Min – Max System: A type of order point replenishment system where the “min” (minimum) is the order point, and the “max” (maximum) is the “order up to” inventory level.  The order quantity is variable and is the result of the max minus the available and on-order inventory.  An order is recommended when the sum of the available and on-order inventory is at or below the min.

Mixed Model Production – Making several different parts or products in varying lots sizes so that a factory produces close to the same mix of products that will be sold that day.   



Net Change MRP: An approach in which the material requirements plan is continually retained in the computer.  Whenever a change is needed in requirements, open order inventory status, or bill of material, a partial explosion and netting is made for only those parts affected by the change.  Antonym: Regeneration MRP.

Net Requirements: In MRP, the net requirements for a part or an assembly are derived as a result of applying gross requirements and allocations against inventory on hand, scheduled receipts, and safety stock.  Net requirements, lot-sized and offset for lead-time, become planned orders.

Nonconformity: Failure to fulfill a specified requirement.  See: blemish, defect, imperfection.
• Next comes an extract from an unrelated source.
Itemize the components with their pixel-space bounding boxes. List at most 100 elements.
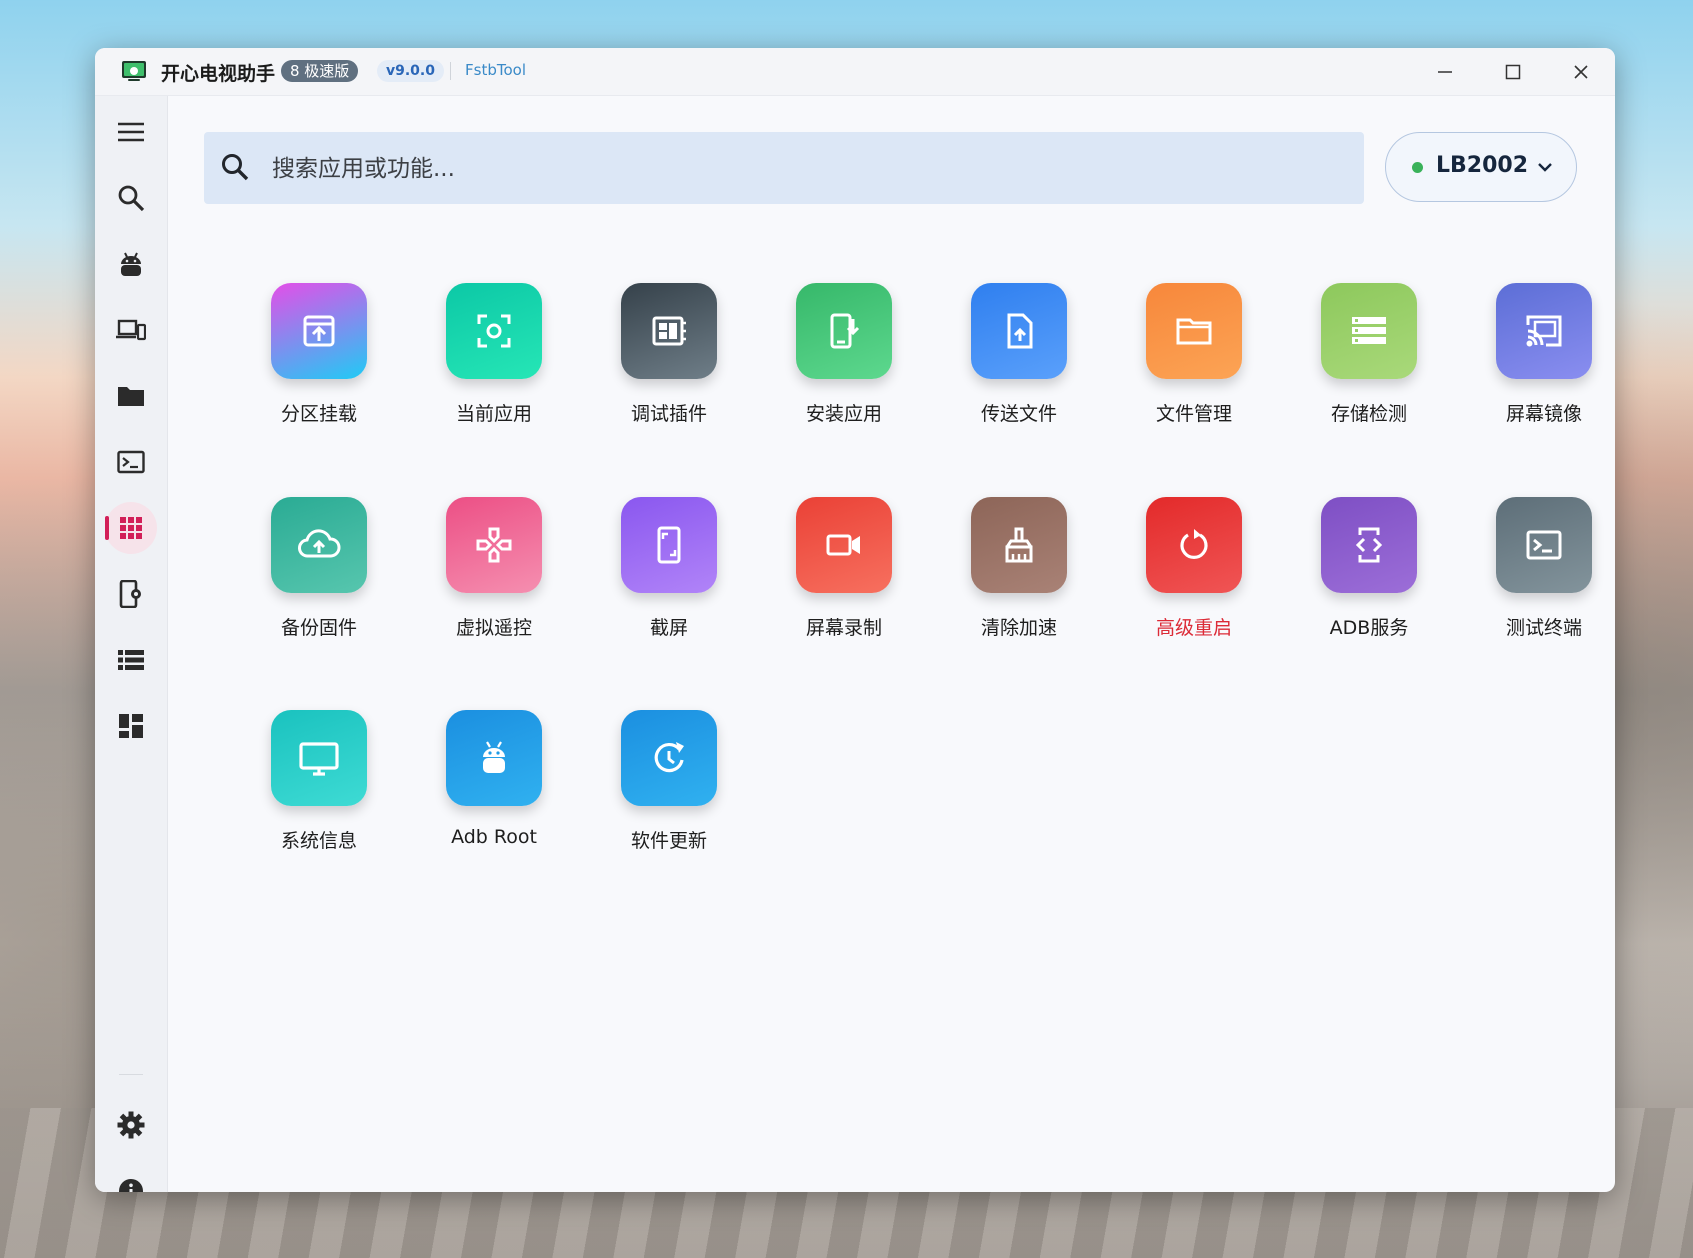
tile-screen-cast[interactable]: 屏幕镜像 (1456, 283, 1615, 453)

On-Hand Balance: The quantity shown in the inventory records as being physically in stock.
On order: The quantity of goods that has yet to arrive at a location or retail store.  This includes all open purchase orders including, but not limited to, orders in transit, orders being picked, and orders being processed through customer service. 
On Order: The amount of goods that has yet to arrive at a location or retail store. This includes all open purchase orders including, but not limited to, orders in transit, orders being picked, and orders being processed through customer service. 

Order Entry and Scheduling: The process of receiving orders from the customer and entering them into a company’s order processing system. Orders can be received through phone, fax, or electronic media.  Activities may include “technically” examining orders to ensure an orderable configuration and provide accurate price, checking the customer’s credit and accepting payment (optionally), identifying and reserving inventory (both on hand and scheduled), and committing to scheduling a delivery date.

Order Management: The planning, directing, monitoring, and controlling of the processes related to customer orders, manufacturing orders, and purchase orders.  Regarding customer orders, order management includes order promising, order entry, order pick, pack and ship, billing, and reconciliation of the customer account.  Regarding manufacturing orders, order management includes order release, routing, manufacture, monitoring, and receipt into stores or finished goods inventories.  Regarding purchasing orders, order management includes order placement, monitoring, receiving, acceptance, and payment of supplier.

Order Picking: Selecting or “picking” the required quantity of specific products for movement to a packaging area (usually in response to one or more shipping orders) and documenting that the material was moved from one location to shipping. Also see: Batch Picking, Discrete Order
Picking, Zone Picking

Order Processing: Activities associated with filling customer orders.